GlyphSR: A Simple Glyph-Aware Framework for Scene Text Image Super-Resolution

Authors: Baole Wei, Yuxuan Zhou, Liangcai Gao, Zhi Tang

AAAI 2025 | Venue PDF | Archive PDF | Plain Text | LLM Run Details

Reproducibility Variable Result LLM Response
Research Type Experimental Extensive experiments on the Text Zoom dataset demonstrate that Glyph SR achieves a new state-of-the-art performance.
Researcher Affiliation Academia Wangxuan Institute of Computer Technology, Peking University, Beijing, China EMAIL, EMAIL
Pseudocode No The paper describes methods using structured text and equations, but it does not include any explicitly labeled 'Pseudocode' or 'Algorithm' blocks.
Open Source Code No The paper does not provide an explicit statement about releasing its source code, nor does it include a link to a code repository for the methodology described.
Open Datasets Yes Following mainstream STISR works, we conduct experiments on the Text Zoom(Wang et al. 2020) dataset.
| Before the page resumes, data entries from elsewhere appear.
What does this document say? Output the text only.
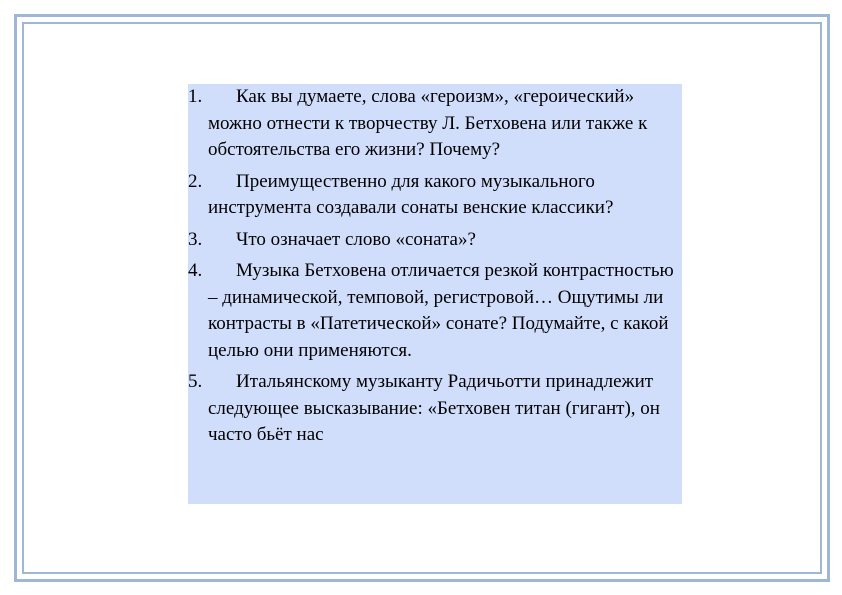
1.	Как вы думаете, слова «героизм», «героический» можно отнести к творчеству Л. Бетховена или также к обстоятельства его жизни? Почему?
2.	Преимущественно для какого музыкального инструмента создавали сонаты венские классики?
3.	Что означает слово «соната»?
4.	Музыка Бетховена отличается резкой контрастностью – динамической, темповой, регистровой… Ощутимы ли контрасты в «Патетической» сонате? Подумайте, с какой целью они применяются.
5.	Итальянскому музыканту Радичьотти принадлежит следующее высказывание: «Бетховен титан (гигант), он часто бьёт нас
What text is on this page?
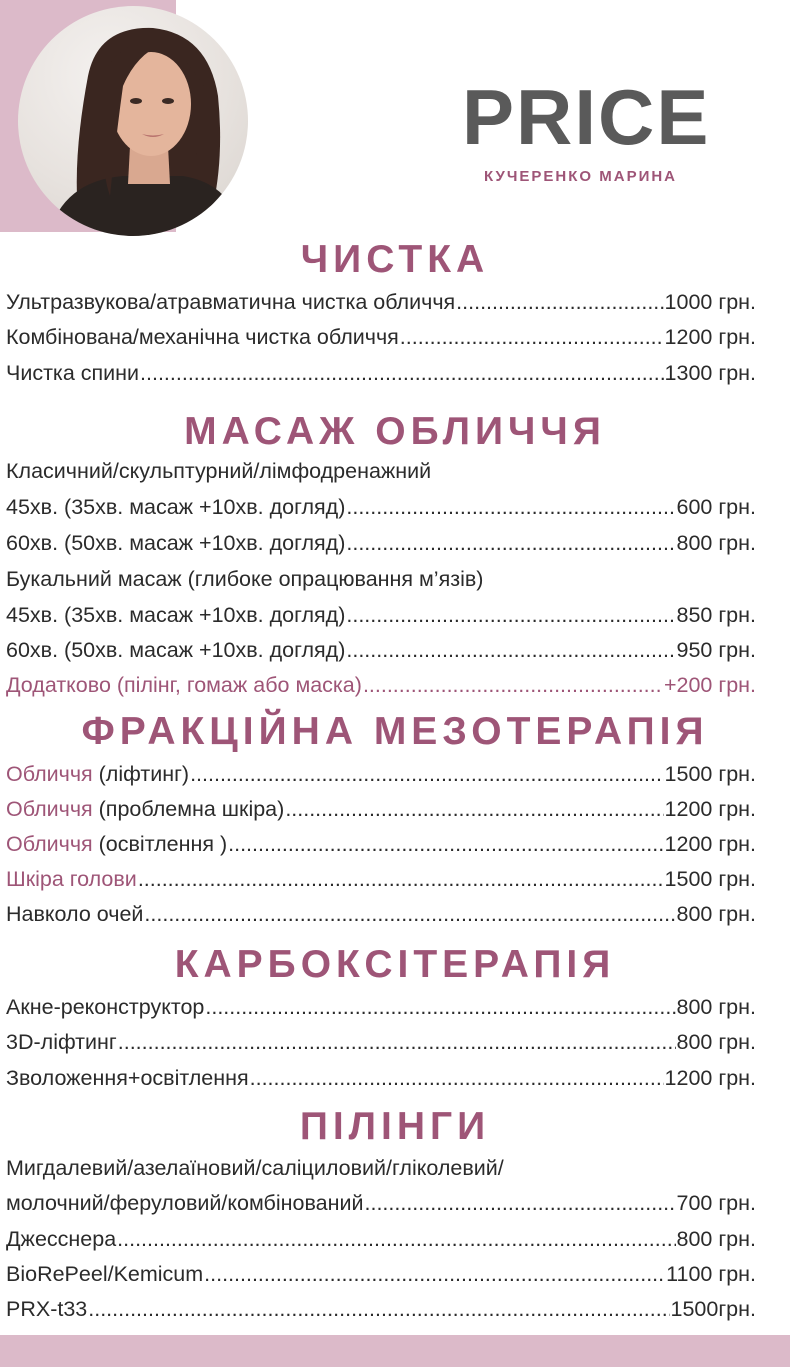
PRICE
КУЧЕРЕНКО МАРИНА
ЧИСТКА
Ультразвукова/атравматична чистка обличчя .....	1000 грн.
Комбінована/механічна чистка обличчя .....	1200 грн.
Чистка спини .....	1300 грн.
МАСАЖ ОБЛИЧЧЯ
Класичний/скульптурний/лімфодренажний
45хв. (35хв. масаж +10хв. догляд) .....	600 грн.
60хв. (50хв. масаж +10хв. догляд) .....	800 грн.
Букальний масаж (глибоке опрацювання м’язів)
45хв. (35хв. масаж +10хв. догляд) .....	850 грн.
60хв. (50хв. масаж +10хв. догляд) .....	950 грн.
Додатково (пілінг, гомаж або маска) .....	+200 грн.
ФРАКЦІЙНА МЕЗОТЕРАПІЯ
Обличчя (ліфтинг) .....	1500 грн.
Обличчя (проблемна шкіра) .....	1200 грн.
Обличчя (освітлення ) .....	1200 грн.
Шкіра голови .....	1500 грн.
Навколо очей .....	800 грн.
КАРБОКСІТЕРАПІЯ
Акне-реконструктор .....	800 грн.
3D-ліфтинг .....	800 грн.
Зволоження+освітлення .....	1200 грн.
ПІЛІНГИ
Мигдалевий/азелаїновий/саліциловий/гліколевий/
молочний/феруловий/комбінований .....	700 грн.
Джесснера .....	800 грн.
BioRePeel/Kemicum .....	1100 грн.
PRX-t33 .....	1500грн.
Text Zoom is captured in real-world scenarios using digital cameras.
Dataset Splits Yes It contains 17,367 LR-HR image pairs for training and 4,373 image pairs for testing. The test set is divided into three subsets: the easy subset with 1,619 image pairs, the medium subset with 1,411 image pairs, and the hard subset with 1,343 image pairs.
Hardware Specification Yes All our experiments are conducted with a single NVIDIA Tesla A800 GPU for both training and testing.
Software Dependencies No The paper mentions using Adam optimizer and Cosine Annealing LR, but does not specify version numbers for any key software components or libraries.
Experiment Setup Yes The number of SRBs N is set to 5, and and the channel sizes are Csr = 64 and Ctp = 32. The maximum text length L is 15. The optimal SRB index for GPM and GFM Ngly is 4... When generating anchor points, the number of step sizes is set to K = 2, with corresponding step sizes {2, 4}. The confidence score threshold τ is set to 0.8 for mask selection. We use Adam optimizer for training. The batch size is set to 48. The number of training epochs is set to 200. The learning rate is initialized to 0.001, and Cosine Annealing LR with 5 epochs linear warmup is used to adjust it. ...The λ1, λ2, λ3 are set to 1, 1, 0.1.